LanceDB is an open-source database for vector-search built with persistent storage, which greatly simplifies retrieval, filtering and management of embeddings.

In [None]:
!pip install -U langchain_huggingface

In [None]:
!pip install lancedb --q
!pip install pypdf --q
# !pip install -qqq chromadb==0.4.10 --progress-bar off
!pip install -qqq langchain==0.0.299 --progress-bar off
!pip install -qqq sentence_transformers==2.2.2 --progress-bar off

In [None]:
import lancedb

uri = "/content/data/sample-lancedb"
db = lancedb.connect(uri)

In [None]:
table = db.create_table("my_table",
                        data=[{"vector": [3.1, 4.1], "item": "foo", "price": 10.0},
                              {"vector": [5.9, 26.5], "item": "bar", "price": 20.0}])

In [None]:
import lancedb

# IMPORTANT: use the same URI/path you used when creating the table
db = lancedb.connect("/content/data/sample-lancedb")   # e.g. "./lancedb" or "/path/to/lancedb"

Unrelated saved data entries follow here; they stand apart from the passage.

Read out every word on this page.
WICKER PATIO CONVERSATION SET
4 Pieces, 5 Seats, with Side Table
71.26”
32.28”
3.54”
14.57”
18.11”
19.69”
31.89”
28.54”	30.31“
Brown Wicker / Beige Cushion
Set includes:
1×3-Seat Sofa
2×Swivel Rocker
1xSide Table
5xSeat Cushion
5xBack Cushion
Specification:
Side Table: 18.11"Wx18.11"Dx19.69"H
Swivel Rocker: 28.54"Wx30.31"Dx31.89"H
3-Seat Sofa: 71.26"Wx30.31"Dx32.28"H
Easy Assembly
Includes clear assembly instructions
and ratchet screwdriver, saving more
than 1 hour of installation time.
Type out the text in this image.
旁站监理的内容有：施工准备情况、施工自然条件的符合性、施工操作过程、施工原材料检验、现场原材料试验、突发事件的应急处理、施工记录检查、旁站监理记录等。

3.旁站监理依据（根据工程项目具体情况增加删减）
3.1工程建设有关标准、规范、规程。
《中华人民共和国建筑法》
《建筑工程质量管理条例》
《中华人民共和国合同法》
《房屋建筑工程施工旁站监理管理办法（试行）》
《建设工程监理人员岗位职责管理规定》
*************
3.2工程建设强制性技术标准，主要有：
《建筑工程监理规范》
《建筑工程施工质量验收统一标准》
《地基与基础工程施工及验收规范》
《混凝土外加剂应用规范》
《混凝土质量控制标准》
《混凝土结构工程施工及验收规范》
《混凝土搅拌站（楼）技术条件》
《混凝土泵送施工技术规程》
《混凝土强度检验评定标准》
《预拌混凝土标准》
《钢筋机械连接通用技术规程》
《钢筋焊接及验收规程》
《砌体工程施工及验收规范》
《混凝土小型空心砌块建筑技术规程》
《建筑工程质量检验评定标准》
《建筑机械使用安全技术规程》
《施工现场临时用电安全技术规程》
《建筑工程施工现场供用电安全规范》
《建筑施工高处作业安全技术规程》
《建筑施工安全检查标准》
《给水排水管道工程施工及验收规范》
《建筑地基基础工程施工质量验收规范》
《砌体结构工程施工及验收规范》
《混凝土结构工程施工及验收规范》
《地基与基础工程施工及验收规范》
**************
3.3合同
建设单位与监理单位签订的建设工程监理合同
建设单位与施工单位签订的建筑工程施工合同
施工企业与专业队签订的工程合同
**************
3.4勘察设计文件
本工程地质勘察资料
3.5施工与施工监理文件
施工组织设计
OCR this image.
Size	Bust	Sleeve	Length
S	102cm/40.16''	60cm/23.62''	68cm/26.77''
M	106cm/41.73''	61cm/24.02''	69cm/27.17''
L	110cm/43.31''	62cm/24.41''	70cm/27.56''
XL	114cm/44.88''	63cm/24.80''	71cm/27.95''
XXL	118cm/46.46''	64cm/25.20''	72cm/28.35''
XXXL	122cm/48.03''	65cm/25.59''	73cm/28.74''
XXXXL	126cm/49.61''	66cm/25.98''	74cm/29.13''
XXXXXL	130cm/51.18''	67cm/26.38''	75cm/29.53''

table = db.open_table("my_table")   # load existing table by name


In [None]:
result = table.search([100, 100]).limit(2).to_list()

In [None]:
result

# Implementing a Vector Database for Documents

In [None]:
from langchain.document_loaders import UnstructuredMarkdownLoader
from langchain.document_loaders import PyPDFLoader
from langchain.llms import HuggingFaceHub
from langchain.embeddings import HuggingFaceEmbeddings

loader = PyPDFLoader("/content/attention.pdf")

docs = loader.load()
len(docs)

The Markdown file we're loading is the original Attention paper: "Attention is all you need!". Let's see how we can use the RecursiveCharacterTextSplitter to split the document into smaller chunks:

In [None]:
from langchain.text_splitter import RecursiveCharacterTextSplitter

text_splitter = RecursiveCharacterTextSplitter(chunk_size=1024, chunk_overlap=64)
texts = text_splitter.split_documents(docs)
len(texts)

Splitting the document into chunks is required due to the limited number of tokens a LLM can look at once (4096 for Llama 2). Next, we'll use the HuggingFaceEmbeddings class to create embeddings for the chunks:

In [None]:
import lancedb
from langchain.vectorstores import LanceDB
from langchain.embeddings import HuggingFaceEmbeddings


uri = "/content/data/paper-lancedb-"
db = lancedb.connect(uri)

In [None]:
!pip install -U langchain_huggingface --q

In [None]:
!pip install -U sentence-transformers --q

In [None]:
from langchain_huggingface import HuggingFaceEmbeddings

embeddings = HuggingFaceEmbeddings(
    model_name="sentence-transformers/all-mpnet-base-v2"
)

In [None]:
table = db.create_table(
    "paper_table",
    data=[
        {
            "vector": embeddings.embed_query("Hello World"),
            "text": "Hello World",
            "id": "1",
            "source": "", # Add source field
            "page": 0,    # Add page field
        }
    ],
    mode="overwrite",
)

docsearch = LanceDB.from_documents(texts[5:20], embeddings, connection=table)

In [None]:
retriever = docsearch.as_retriever(search_kwargs={'k': 2})

In [None]:
retriever

In [None]:
texts[0].page_content

In [None]:
result = table.search(embeddings.embed_query(texts[0].page_content)).limit(2).to_list()

In [None]:
result[0].keys()

## Exercise 1: Create a LanceDB for Two Papers and Load Each into a Table

# ChromaDB

![](https://images.datacamp.com/image/upload/v1693482377/image4_7b6910cd7c.png)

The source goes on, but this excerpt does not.